Do you run from the ICE? Do you attempt to bypass it? Do you fight it? Do you ignore it and trigger the door control and accept the damage? Lots of interesting decisions. And that’s what you want.
Even that is not always enough. Because there was one more element that would make this great: Time pressure.
Yes, the netrunner has an interesting situation to solve, but how much better would it be if at the same time, the rest of the players were fighting waves of enemy, pinned down under turret gun fire. Everyone is engaged, and the netrunner wants to act as quickly as possible.
That’s when everything is at its height: the scenario has brought you to a point where everyone is doing something, and everything matters.
But Merric! It’s just a bloody door.
And so, we come back down. Because there are many times when the pacing of the scenario requires it to just be a door. To be picked, broken down, or otherwise bypassed. Not to take too much time, but rely on a simple roll, which validates the creation choices of the player, and move the action along. You need the quiet times as well as the busy times.

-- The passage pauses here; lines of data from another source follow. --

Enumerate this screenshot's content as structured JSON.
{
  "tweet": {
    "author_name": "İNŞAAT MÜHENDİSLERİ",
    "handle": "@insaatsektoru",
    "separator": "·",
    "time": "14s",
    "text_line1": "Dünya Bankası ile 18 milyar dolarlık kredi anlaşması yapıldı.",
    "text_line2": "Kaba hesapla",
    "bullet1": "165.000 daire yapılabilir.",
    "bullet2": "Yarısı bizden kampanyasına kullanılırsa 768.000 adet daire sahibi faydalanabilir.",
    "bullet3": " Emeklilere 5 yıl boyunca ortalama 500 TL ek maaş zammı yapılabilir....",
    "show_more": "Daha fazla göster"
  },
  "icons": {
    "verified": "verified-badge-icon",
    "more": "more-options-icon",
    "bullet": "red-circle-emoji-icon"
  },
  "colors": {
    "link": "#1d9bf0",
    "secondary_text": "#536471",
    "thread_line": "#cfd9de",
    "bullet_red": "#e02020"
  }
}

The bad use of skills is when there’s only one way through, and when failed, the scenario ends. That’s not good. Alternative routes. You want them!
Skill use? It’s all in the scenario design. How complicated it is, what the penalties are for failure, what pressures you are under, and the alternative solutions. System can only go so far. It can suggest solutions, but for good skill use, think about the possibilities inherent in the scenario. Either explicit, or created through the interaction of player and DM.